Os laços do
sangue não criam forçosamente os liames entre os Espíritos. O corpo procede do
corpo, mas o Espírito não procede do Espírito, porquanto o Espírito já existia
antes da formação do corpo. Não é o pai quem cria o Espírito de seu filho; ele
mais não faz do que lhe fornecer o invólucro corpóreo, cumprindo-lhe, no
entanto, auxiliar o desenvolvimento intelectual e moral do filho, para fazê-lo
progredir.
Os que
encarnam numa família, sobretudo como parentes próximos, são na maioria das
vezes, Espíritos simpáticos, ligados por anteriores relações, que se expressam
por uma afeição recíproca na vida terrena. Mas, também pode acontecer sejam
completamente estranhos uns aos outros esses Espíritos, afastados entre si por
antipatias igualmente anteriores, que se traduzem na Terra por um mútuo
antagonismo, que aí lhes serve de provação. Não são os da consangüinidade os
verdadeiros laços de família e sim os da simpatia e da comunhão de idéias, os
quais prendem os Espíritos antes, durante e depois de suas encarnações.
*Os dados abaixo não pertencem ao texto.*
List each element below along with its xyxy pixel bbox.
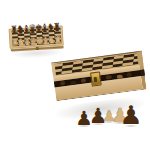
piece-inside-box [126, 72, 131, 77]
chess-piece: ♜ [53, 35, 62, 45]
chess-piece: ♟ [48, 26, 54, 32]
chess-piece: ♟ [54, 26, 60, 32]
loose-chess-piece: ♟ [120, 103, 143, 129]
piece-inside-box [81, 78, 86, 83]
chess-piece: ♟ [18, 28, 24, 34]
piece-inside-box [117, 74, 123, 79]
piece-inside-box [106, 75, 112, 80]
chess-piece: ♟ [24, 28, 30, 34]
piece-inside-box [60, 81, 65, 86]
open-board-pieces: ♜♞♝♛♚♝♞♜♟♟♟♟♟♟♟♟♟♟♟♟♟♟♟♟♜♞♝♛♚♝♞♜ [8, 11, 65, 14]
brass-clasp-icon [90, 71, 102, 87]
closed-chess-box [51, 51, 146, 103]
chess-piece: ♟ [30, 28, 36, 34]
chess-piece: ♟ [36, 27, 42, 33]
chess-piece: ♟ [11, 29, 17, 35]
chess-piece: ♟ [42, 27, 48, 33]
open-board-clasp-icon [36, 47, 40, 51]
clasp-slot [94, 77, 97, 82]
open-chess-set: ♜♞♝♛♚♝♞♜♟♟♟♟♟♟♟♟♟♟♟♟♟♟♟♟♜♞♝♛♚♝♞♜ [8, 11, 68, 58]
piece-inside-box [70, 81, 76, 86]
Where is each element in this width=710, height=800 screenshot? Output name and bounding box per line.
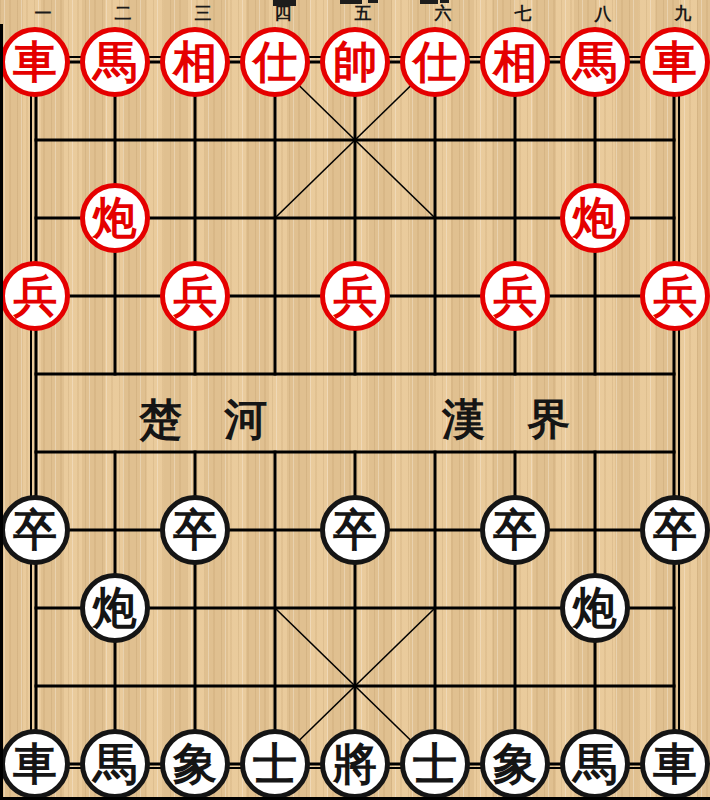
board-point-5-10[interactable]: 將 <box>315 725 395 800</box>
board-point-1-6[interactable] <box>0 413 75 491</box>
board-point-2-2[interactable] <box>75 101 155 179</box>
board-point-8-10[interactable]: 馬 <box>555 725 635 800</box>
black-piece-士-6-10[interactable]: 士 <box>400 729 470 799</box>
board-point-6-2[interactable] <box>395 101 475 179</box>
board-point-9-2[interactable] <box>635 101 710 179</box>
black-piece-將-5-10[interactable]: 將 <box>320 729 390 799</box>
black-piece-象-3-10[interactable]: 象 <box>160 729 230 799</box>
black-piece-炮-8-8[interactable]: 炮 <box>560 573 630 643</box>
board-point-4-4[interactable] <box>235 257 315 335</box>
river-character: 漢 <box>442 391 485 449</box>
board-point-2-8[interactable]: 炮 <box>75 569 155 647</box>
red-piece-仕-4-1[interactable]: 仕 <box>240 27 310 97</box>
file-label-2: 二 <box>106 2 140 25</box>
board-point-1-10[interactable]: 車 <box>0 725 75 800</box>
cropped-text-fragment <box>273 0 296 6</box>
board-point-8-2[interactable] <box>555 101 635 179</box>
cropped-text-fragment <box>440 0 449 3</box>
board-point-9-3[interactable] <box>635 179 710 257</box>
board-point-3-9[interactable] <box>155 647 235 725</box>
file-label-8: 八 <box>586 2 620 25</box>
board-point-8-9[interactable] <box>555 647 635 725</box>
board-point-8-8[interactable]: 炮 <box>555 569 635 647</box>
board-point-3-8[interactable] <box>155 569 235 647</box>
board-point-6-7[interactable] <box>395 491 475 569</box>
board-point-4-10[interactable]: 士 <box>235 725 315 800</box>
red-piece-馬-8-1[interactable]: 馬 <box>560 27 630 97</box>
board-point-4-1[interactable]: 仕 <box>235 23 315 101</box>
black-piece-象-7-10[interactable]: 象 <box>480 729 550 799</box>
board-point-5-8[interactable] <box>315 569 395 647</box>
board-point-6-1[interactable]: 仕 <box>395 23 475 101</box>
board-point-6-8[interactable] <box>395 569 475 647</box>
red-piece-兵-9-4[interactable]: 兵 <box>640 261 710 331</box>
river-character: 楚 <box>139 391 182 449</box>
black-piece-卒-9-7[interactable]: 卒 <box>640 495 710 565</box>
board-point-2-4[interactable] <box>75 257 155 335</box>
red-piece-馬-2-1[interactable]: 馬 <box>80 27 150 97</box>
black-piece-士-4-10[interactable]: 士 <box>240 729 310 799</box>
xiangqi-board: 楚河 漢界 一二三四五六七八九 車馬相仕帥仕相馬車炮炮兵兵兵兵兵卒卒卒卒卒炮炮車… <box>0 0 710 800</box>
board-point-9-6[interactable] <box>635 413 710 491</box>
board-point-4-2[interactable] <box>235 101 315 179</box>
red-piece-相-7-1[interactable]: 相 <box>480 27 550 97</box>
board-point-3-10[interactable]: 象 <box>155 725 235 800</box>
board-point-7-2[interactable] <box>475 101 555 179</box>
board-point-1-2[interactable] <box>0 101 75 179</box>
black-piece-馬-2-10[interactable]: 馬 <box>80 729 150 799</box>
board-point-1-7[interactable]: 卒 <box>0 491 75 569</box>
board-point-6-9[interactable] <box>395 647 475 725</box>
river-label-chu-he: 楚河 <box>139 391 267 449</box>
board-point-8-4[interactable] <box>555 257 635 335</box>
board-point-4-7[interactable] <box>235 491 315 569</box>
board-point-6-3[interactable] <box>395 179 475 257</box>
red-piece-帥-5-1[interactable]: 帥 <box>320 27 390 97</box>
board-point-3-2[interactable] <box>155 101 235 179</box>
board-point-7-10[interactable]: 象 <box>475 725 555 800</box>
board-point-3-3[interactable] <box>155 179 235 257</box>
board-point-9-5[interactable] <box>635 335 710 413</box>
board-point-5-2[interactable] <box>315 101 395 179</box>
river-character: 河 <box>224 391 267 449</box>
board-point-4-3[interactable] <box>235 179 315 257</box>
frame-edge-left <box>0 24 3 800</box>
board-point-5-6[interactable] <box>315 413 395 491</box>
red-piece-兵-7-4[interactable]: 兵 <box>480 261 550 331</box>
board-point-5-1[interactable]: 帥 <box>315 23 395 101</box>
black-piece-卒-1-7[interactable]: 卒 <box>0 495 70 565</box>
river-character: 界 <box>527 391 570 449</box>
red-piece-炮-8-3[interactable]: 炮 <box>560 183 630 253</box>
board-points: 車馬相仕帥仕相馬車炮炮兵兵兵兵兵卒卒卒卒卒炮炮車馬象士將士象馬車 <box>0 23 710 800</box>
board-point-9-10[interactable]: 車 <box>635 725 710 800</box>
board-point-2-7[interactable] <box>75 491 155 569</box>
board-point-2-10[interactable]: 馬 <box>75 725 155 800</box>
board-point-8-1[interactable]: 馬 <box>555 23 635 101</box>
red-piece-兵-3-4[interactable]: 兵 <box>160 261 230 331</box>
board-point-6-4[interactable] <box>395 257 475 335</box>
black-piece-卒-3-7[interactable]: 卒 <box>160 495 230 565</box>
board-point-1-3[interactable] <box>0 179 75 257</box>
red-piece-車-1-1[interactable]: 車 <box>0 27 70 97</box>
board-point-3-7[interactable]: 卒 <box>155 491 235 569</box>
file-label-5: 五 <box>346 2 380 25</box>
board-point-9-7[interactable]: 卒 <box>635 491 710 569</box>
board-point-8-3[interactable]: 炮 <box>555 179 635 257</box>
board-point-1-1[interactable]: 車 <box>0 23 75 101</box>
file-label-1: 一 <box>26 2 60 25</box>
board-point-2-3[interactable]: 炮 <box>75 179 155 257</box>
board-point-3-4[interactable]: 兵 <box>155 257 235 335</box>
board-point-9-1[interactable]: 車 <box>635 23 710 101</box>
file-label-6: 六 <box>426 2 460 25</box>
cropped-text-fragment <box>368 0 378 3</box>
file-label-3: 三 <box>186 2 220 25</box>
black-piece-馬-8-10[interactable]: 馬 <box>560 729 630 799</box>
board-point-3-1[interactable]: 相 <box>155 23 235 101</box>
board-point-4-9[interactable] <box>235 647 315 725</box>
board-point-7-1[interactable]: 相 <box>475 23 555 101</box>
board-point-5-9[interactable] <box>315 647 395 725</box>
board-point-1-9[interactable] <box>0 647 75 725</box>
board-point-5-5[interactable] <box>315 335 395 413</box>
black-piece-卒-5-7[interactable]: 卒 <box>320 495 390 565</box>
board-point-4-8[interactable] <box>235 569 315 647</box>
file-label-9: 九 <box>666 2 700 25</box>
board-point-9-8[interactable] <box>635 569 710 647</box>
cropped-text-fragment <box>340 0 362 4</box>
board-point-7-4[interactable]: 兵 <box>475 257 555 335</box>
board-point-7-7[interactable]: 卒 <box>475 491 555 569</box>
board-point-7-8[interactable] <box>475 569 555 647</box>
red-piece-車-9-1[interactable]: 車 <box>640 27 710 97</box>
board-point-9-4[interactable]: 兵 <box>635 257 710 335</box>
black-piece-車-1-10[interactable]: 車 <box>0 729 70 799</box>
black-piece-卒-7-7[interactable]: 卒 <box>480 495 550 565</box>
river-label-han-jie: 漢界 <box>442 391 570 449</box>
board-point-2-9[interactable] <box>75 647 155 725</box>
red-piece-相-3-1[interactable]: 相 <box>160 27 230 97</box>
board-point-2-1[interactable]: 馬 <box>75 23 155 101</box>
board-point-6-10[interactable]: 士 <box>395 725 475 800</box>
red-piece-仕-6-1[interactable]: 仕 <box>400 27 470 97</box>
board-point-1-4[interactable]: 兵 <box>0 257 75 335</box>
board-point-5-3[interactable] <box>315 179 395 257</box>
board-point-5-4[interactable]: 兵 <box>315 257 395 335</box>
red-piece-炮-2-3[interactable]: 炮 <box>80 183 150 253</box>
red-piece-兵-5-4[interactable]: 兵 <box>320 261 390 331</box>
board-point-5-7[interactable]: 卒 <box>315 491 395 569</box>
board-point-8-7[interactable] <box>555 491 635 569</box>
red-piece-兵-1-4[interactable]: 兵 <box>0 261 70 331</box>
black-piece-炮-2-8[interactable]: 炮 <box>80 573 150 643</box>
board-point-7-9[interactable] <box>475 647 555 725</box>
board-point-1-5[interactable] <box>0 335 75 413</box>
board-point-7-3[interactable] <box>475 179 555 257</box>
black-piece-車-9-10[interactable]: 車 <box>640 729 710 799</box>
cropped-text-fragment <box>420 0 438 4</box>
file-label-7: 七 <box>506 2 540 25</box>
board-point-1-8[interactable] <box>0 569 75 647</box>
board-point-9-9[interactable] <box>635 647 710 725</box>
Segue-se que dois seres nascidos de pais diferentes podem ser mais irmãos pelo
Espírito, do que se o fossem pelo sangue. Podem então atrair-se, buscar-se,
sentir prazer quando juntos, ao passo que dois irmãos consangüíneos podem
repelir-se, conforme se observa todos os dias: problema moral que só o
Espiritismo podia resolver pela pluralidade das existências .”Livro dos
Espíritos”:(Capitulo IV, no.13).
Há, pois,
duas espécies de famílias: as famílias pelos laços espirituais e as famílias
pelos laços corporais. Duráveis, as primeiras se fortalecem pela purificação e
se perpetuam no mundo dos Espíritos, através das várias migrações da alma; as
segundas, frágeis como a matéria, se extinguem com o tempo e muitas vezes se
dissolvem moralmente, já na existência atual. Foi o que Jesus quis tornar
compreensível, dizendo de seus discípulos: Aqui estão minha mãe e meus irmãos,
isto é, minha família pelos laços do Espírito, pois todo aquele que faz a
vontade de meu Pai que está nos céus é meu irmão, minha irmã e minha mãe.
A
hostilidade que lhe moviam seus irmãos se acha claramente expressa em a
narração de São Marcos, que diz terem eles o propósito de se apoderarem do
Mestre, sob o pretexto de que este perdera o espírito. Informado da chegada
deles, conhecendo os sentimentos que nutriam a seu respeito, era natural que
Jesus dissesse, referindo-se a seus discípulos, do ponto de vista espiritual:
"Eis aqui meus verdadeiros irmãos." Embora na companhia daqueles
estivesse sua mãe, ele generaliza o ensino que de maneira alguma implica haja
pretendido declarar que sua mãe segundo o corpo nada lhe era como Espírito, que
só indiferença lhe merecia. Provou suficientemente o contrário em várias outras
circunstâncias.
Allan
Kardec. Da obra: O Evangelho Segundo o Espiritismo.